I have never been directly paid for my OSS work, but I am well compensated because of it.


Are you well compensated for proprietary work? Currently, it's very common to develop reputation, or even learn development, in open source, and then transition to a job in proprietary development.

Would you agree that means there's a break-even point, where programmers have learned enough from open source to earn well as proprietary developers, and lose any financial incentive to contribute open source on their own, without patronage?


Or we could have a Basic Income for all so that anyone who wanted to create FOSS could without having to take a paying job. Or we could have better 3D printers, gardening robots, materials extractors, portable recycling equipment, and printable solar panels so that programmers making FOSS would not need to engage with the exchange economy much. Or we could expand the gift economy (which FOSS is part of) to more of the material world (e.g.
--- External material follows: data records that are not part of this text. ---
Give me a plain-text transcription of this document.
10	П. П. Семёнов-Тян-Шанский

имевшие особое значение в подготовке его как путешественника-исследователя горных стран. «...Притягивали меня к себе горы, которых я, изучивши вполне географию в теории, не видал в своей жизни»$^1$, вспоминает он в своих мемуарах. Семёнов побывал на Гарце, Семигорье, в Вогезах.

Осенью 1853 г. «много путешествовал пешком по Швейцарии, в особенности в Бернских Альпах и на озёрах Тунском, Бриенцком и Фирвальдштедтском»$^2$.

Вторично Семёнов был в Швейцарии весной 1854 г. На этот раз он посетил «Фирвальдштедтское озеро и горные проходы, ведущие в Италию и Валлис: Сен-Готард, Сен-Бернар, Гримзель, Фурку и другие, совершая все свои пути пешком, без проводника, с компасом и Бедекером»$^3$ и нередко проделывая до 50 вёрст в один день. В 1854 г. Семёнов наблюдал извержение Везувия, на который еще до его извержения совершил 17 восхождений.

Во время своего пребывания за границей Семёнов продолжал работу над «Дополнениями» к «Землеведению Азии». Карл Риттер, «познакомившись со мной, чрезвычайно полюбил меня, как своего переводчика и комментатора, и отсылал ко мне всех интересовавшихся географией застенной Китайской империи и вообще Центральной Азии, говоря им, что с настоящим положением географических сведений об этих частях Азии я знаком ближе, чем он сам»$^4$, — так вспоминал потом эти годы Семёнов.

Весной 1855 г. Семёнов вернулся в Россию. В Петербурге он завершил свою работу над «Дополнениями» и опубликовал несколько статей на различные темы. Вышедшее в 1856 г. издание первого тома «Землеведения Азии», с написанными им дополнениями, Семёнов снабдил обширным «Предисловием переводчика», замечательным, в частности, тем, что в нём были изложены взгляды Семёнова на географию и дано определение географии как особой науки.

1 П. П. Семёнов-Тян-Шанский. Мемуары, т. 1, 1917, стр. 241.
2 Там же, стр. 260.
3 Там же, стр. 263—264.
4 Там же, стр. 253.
Freecycle). Or the US government could repeal most drug laws and convert freed-up prisons into places where FOSS programmers or others who wanted to make free public digital works could hang out and get free room and board and so on (or maybe build nicer accommodations to the same goals).
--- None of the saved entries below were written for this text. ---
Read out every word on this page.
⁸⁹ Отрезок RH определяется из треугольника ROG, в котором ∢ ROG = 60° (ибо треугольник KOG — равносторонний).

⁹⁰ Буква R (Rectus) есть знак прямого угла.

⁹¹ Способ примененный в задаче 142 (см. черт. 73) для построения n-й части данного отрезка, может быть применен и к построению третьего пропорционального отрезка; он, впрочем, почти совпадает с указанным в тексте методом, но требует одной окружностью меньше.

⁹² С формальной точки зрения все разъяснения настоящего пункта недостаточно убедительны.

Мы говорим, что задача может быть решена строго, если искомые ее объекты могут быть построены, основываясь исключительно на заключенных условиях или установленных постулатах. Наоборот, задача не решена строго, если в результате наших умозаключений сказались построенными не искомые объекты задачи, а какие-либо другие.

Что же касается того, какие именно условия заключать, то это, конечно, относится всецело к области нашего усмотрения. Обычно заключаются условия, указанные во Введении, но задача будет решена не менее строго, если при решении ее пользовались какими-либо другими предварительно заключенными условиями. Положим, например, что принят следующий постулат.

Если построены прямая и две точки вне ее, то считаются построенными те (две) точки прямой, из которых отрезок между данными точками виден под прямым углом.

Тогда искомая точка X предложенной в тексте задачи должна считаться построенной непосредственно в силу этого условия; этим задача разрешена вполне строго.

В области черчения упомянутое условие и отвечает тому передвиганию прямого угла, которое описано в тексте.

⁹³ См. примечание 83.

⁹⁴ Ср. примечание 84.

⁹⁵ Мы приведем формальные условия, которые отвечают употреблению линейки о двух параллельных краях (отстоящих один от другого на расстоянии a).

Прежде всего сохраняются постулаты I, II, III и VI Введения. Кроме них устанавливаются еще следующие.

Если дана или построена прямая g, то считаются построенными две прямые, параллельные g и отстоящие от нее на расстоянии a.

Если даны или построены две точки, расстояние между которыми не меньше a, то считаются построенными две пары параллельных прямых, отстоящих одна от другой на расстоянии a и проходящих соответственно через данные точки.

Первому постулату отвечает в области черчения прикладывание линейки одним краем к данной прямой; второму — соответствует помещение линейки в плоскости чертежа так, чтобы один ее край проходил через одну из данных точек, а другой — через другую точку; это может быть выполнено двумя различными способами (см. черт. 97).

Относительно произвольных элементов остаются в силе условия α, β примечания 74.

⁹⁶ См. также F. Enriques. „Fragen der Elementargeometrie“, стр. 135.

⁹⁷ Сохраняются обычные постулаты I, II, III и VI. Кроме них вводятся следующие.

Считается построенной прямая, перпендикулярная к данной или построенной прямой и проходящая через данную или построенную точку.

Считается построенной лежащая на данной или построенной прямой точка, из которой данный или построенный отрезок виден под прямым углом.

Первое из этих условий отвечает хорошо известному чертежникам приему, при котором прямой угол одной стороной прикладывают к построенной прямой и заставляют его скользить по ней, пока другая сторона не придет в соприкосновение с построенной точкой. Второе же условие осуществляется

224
Or the filing or holding of non-freely-licensed copyrights by non-profits (e.g. most universities who already employ a lot of people to do programming) could be determined to be "self-dealing" by Congress or maybe just the IRS: https://pdfernhout.net/open-letter-to-grantmakers-and-donors... "Foundations, other grantmaking agencies handling public tax-exempt dollars, and charitable donors need to consider the implications for their grantmaking or donation policies if they use a now obsolete charitable model of subsidizing proprietary publishing and proprietary research. In order to improve the effectiveness and collaborativeness of the non-profit sector overall, it is suggested these grantmaking organizations and donors move to requiring grantees to make any resulting copyrighted digital materials freely available on the internet, including free licenses granting the right for others to make and redistribute new derivative works without further permission. It is also suggested patents resulting from charitably subsidized research research also be made freely available for general use. The alternative of allowing charitable dollars to result in proprietary copyrights and proprietary patents is corrupting the non-profit sector as it results in a conflict of interest between a non-profit's primary mission of helping humanity through freely sharing knowledge (made possible at little cost by the internet) and a desire to maximize short term revenues through charging licensing fees for access to patents and copyrights. In essence, with the change of publishing and communication economics made possible by the wide spread use of the internet, tax-exempt non-profits have become, perhaps unwittingly, caught up in a new form of "self-dealing", and it is up to donors and grantmakers (and eventually lawmakers) to prevent this by requiring free licensing of results as a condition of their grants and donations."

Or in the absence of such a legal ruling, foundations and other donors could require grantees to sign a pledge to only create free and open source works: "Pledge to only fund and create free software and free content" https://pdfernhout.net/pledge-to-only-fund-and-create-free-w...

Or programmers could keep creating FOSS in their spare time both for its own sake and in the hopes the growing quantitative mass of FOSS eventually leads to a qualitative shift towards a post-scarcity society.